What could this mean for consumers?

Until a judge hears the case and issues a ruling, the agency’s future is uncertain, at best. Werner, who was a legal intern with the CFPB in 2013 and engaged in public awareness campaigns about its efforts, said officials at the agency were unsure of whom to report to as of Monday afternoon.

Most likely, Werner said, the agency will face a similar fate to the State Department, where key posts have gone unfilled, prompting accusations of institutional sabotage.

“This is definitely the way to slow down the administrative state, just like Steve Bannon pledged to do,” Werner said. “They’re trying to create this chaos.”

Mary Schwalm/AP

“The CFPB will wither,” said Levitin. “Having this kind of confusion is not good for any agency, but it’s not just the CFPB that’s affected by this. It impacts consumers and financial institutions.”

As Mic has previously reported, to date the CFPB has helped empower consumers seeking recourse through class-action lawsuits; has returned about $12 billion to consumers and victims of scams; has promoted financial literacy and maintained a database of consumer complaints — in the process revealing serious scandals, like Wells Fargo’s opening of sham bank accounts, as well as shady student loan servicers that misled borrowers. Cordray “has done amazing work,” said Carter Dougherty, communications director at Americans for Financial Reform in a previous interview. “It’s the first federal agency dedicated solely to looking after consumers.”

On the flip-side, critics of the CFPB say that the organization’s leadership crisis was a long time coming. In a blockbuster column for the right-leaning National Review, former CFPB official Ronald Rubin accused the agency of a litany of problematic practices, including preferential treatment for left-leaning candidates in job interviews and attempting to cover up harassment scandals brought by former employees, according to a Politico report.

“Democrats would love for the CFPB to be independent as long as everyone who works there is a Democrat,” Rubin said. “Once Mr. Mulvaney takes over, we’ll see how enthusiastically they defend the CFPB’s independence ... Depending upon how you view it, you can say it’s either independent or unaccountable.
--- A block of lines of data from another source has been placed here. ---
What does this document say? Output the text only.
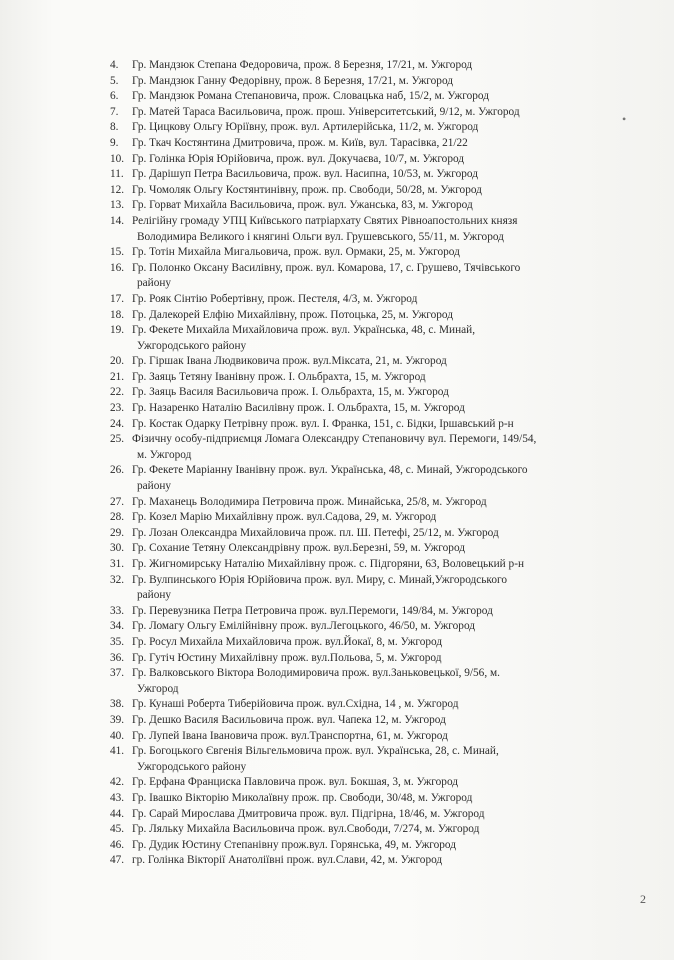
4. Гр. Мандзюк Степана Федоровича, прож. 8 Березня, 17/21, м. Ужгород
5. Гр. Мандзюк Ганну Федорівну, прож. 8 Березня, 17/21, м. Ужгород
6. Гр. Мандзюк Романа Степановича, прож. Словацька наб, 15/2, м. Ужгород
7. Гр. Матей Тараса Васильовича, прож. прош. Університетський, 9/12, м. Ужгород
8. Гр. Цицкову Ольгу Юріївну, прож. вул. Артилерійська, 11/2, м. Ужгород
9. Гр. Ткач Костянтина Дмитровича, прож. м. Київ, вул. Тарасівка, 21/22
10. Гр. Голінка Юрія Юрійовича, прож. вул. Докучаєва, 10/7, м. Ужгород
11. Гр. Дарішуп Петра Васильовича, прож. вул. Насипна, 10/53, м. Ужгород
12. Гр. Чомоляк Ольгу Костянтинівну, прож. пр. Свободи, 50/28, м. Ужгород
13. Гр. Горват Михайла Васильовича, прож. вул. Ужанська, 83, м. Ужгород
14. Релігійну громаду УПЦ Київського патріархату Святих Рівноапостольних князя
Володимира Великого і княгині Ольги вул. Грушевського, 55/11, м. Ужгород
15. Гр. Тотін Михайла Мигальовича, прож. вул. Ормаки, 25, м. Ужгород
16. Гр. Полонко Оксану Василівну, прож. вул. Комарова, 17, с. Грушево, Тячівського
району
17. Гр. Рояк Сінтію Робертівну, прож. Пестеля, 4/3, м. Ужгород
18. Гр. Далекорей Елфію Михайлівну, прож. Потоцька, 25, м. Ужгород
19. Гр. Фекете Михайла Михайловича прож. вул. Українська, 48, с. Минай,
Ужгородського району
20. Гр. Гіршак Івана Людвиковича прож. вул.Міксата, 21, м. Ужгород
21. Гр. Заяць Тетяну Іванівну прож. І. Ольбрахта, 15, м. Ужгород
22. Гр. Заяць Василя Васильовича прож. І. Ольбрахта, 15, м. Ужгород
23. Гр. Назаренко Наталію Василівну прож. І. Ольбрахта, 15, м. Ужгород
24. Гр. Костак Одарку Петрівну прож. вул. І. Франка, 151, с. Бідки, Іршавський р-н
25. Фізичну особу-підприємця Ломага Олександру Степановичу вул. Перемоги, 149/54,
м. Ужгород
26. Гр. Фекете Маріанну Іванівну прож. вул. Українська, 48, с. Минай, Ужгородського
району
27. Гр. Маханець Володимира Петровича прож. Минайська, 25/8, м. Ужгород
28. Гр. Козел Марію Михайлівну прож. вул.Садова, 29, м. Ужгород
29. Гр. Лозан Олександра Михайловича прож. пл. Ш. Петефі, 25/12, м. Ужгород
30. Гр. Сохание Тетяну Олександрівну прож. вул.Березні, 59, м. Ужгород
31. Гр. Жигномирську Наталію Михайлівну прож. с. Підгоряни, 63, Воловецький р-н
32. Гр. Вулпинського Юрія Юрійовича прож. вул. Миру, с. Минай,Ужгородського
району
33. Гр. Перевузника Петра Петровича прож. вул.Перемоги, 149/84, м. Ужгород
34. Гр. Ломагу Ольгу Емілійнівну прож. вул.Легоцького, 46/50, м. Ужгород
35. Гр. Росул Михайла Михайловича прож. вул.Йокаї, 8, м. Ужгород
36. Гр. Гутіч Юстину Михайлівну прож. вул.Польова, 5, м. Ужгород
37. Гр. Валковського Віктора Володимировича прож. вул.Заньковецької, 9/56, м.
Ужгород
38. Гр. Кунаші Роберта Тиберійовича прож. вул.Східна, 14 , м. Ужгород
39. Гр. Дешко Василя Васильовича прож. вул. Чапека 12, м. Ужгород
40. Гр. Лупей Івана Івановича прож. вул.Транспортна, 61, м. Ужгород
41. Гр. Богоцького Євгенія Вільгельмовича прож. вул. Українська, 28, с. Минай,
Ужгородського району
42. Гр. Ерфана Франциска Павловича прож. вул. Бокшая, 3, м. Ужгород
43. Гр. Івашко Вікторію Миколаївну прож. пр. Свободи, 30/48, м. Ужгород
44. Гр. Сарай Мирослава Дмитровича прож. вул. Підгірна, 18/46, м. Ужгород
45. Гр. Ляльку Михайла Васильовича прож. вул.Свободи, 7/274, м. Ужгород
46. Гр. Дудик Юстину Степанівну прож.вул. Горянська, 49, м. Ужгород
47. гр. Голінка Вікторії Анатоліївні прож. вул.Слави, 42, м. Ужгород
•
2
A dictatorship is independent, too.”

But John Campbell, a Harvard economist who’s written about the CFPB’s importance for Econofact, said the agency’s rule-making has been responsible and restrained.

In a phone interview, he called the Trump administration’s decision to replace the director without a Senate-confirmed appointment “tragic,” because it will hamstring the CFPB — meaning consumers could end up with financial products and services (like loans or “credit monitoring”) that haven’t been scrutinized by authorities. That’s dangerous, Campbell said.

“Consumer financial protection prevents the creation of a system in which some financially illiterate people get themselves into serious financial distress ... often the most vulnerable people,” Campbell said. “The problems that can develop take time to emerge, but if you have an agency that’s pretty obviously less active, it allows and encourages the emergence of financial products that really may be unsuitable for many people who buy them.”

Nov 28. 2017, 4:00 p.m. Eastern: This story has been updated.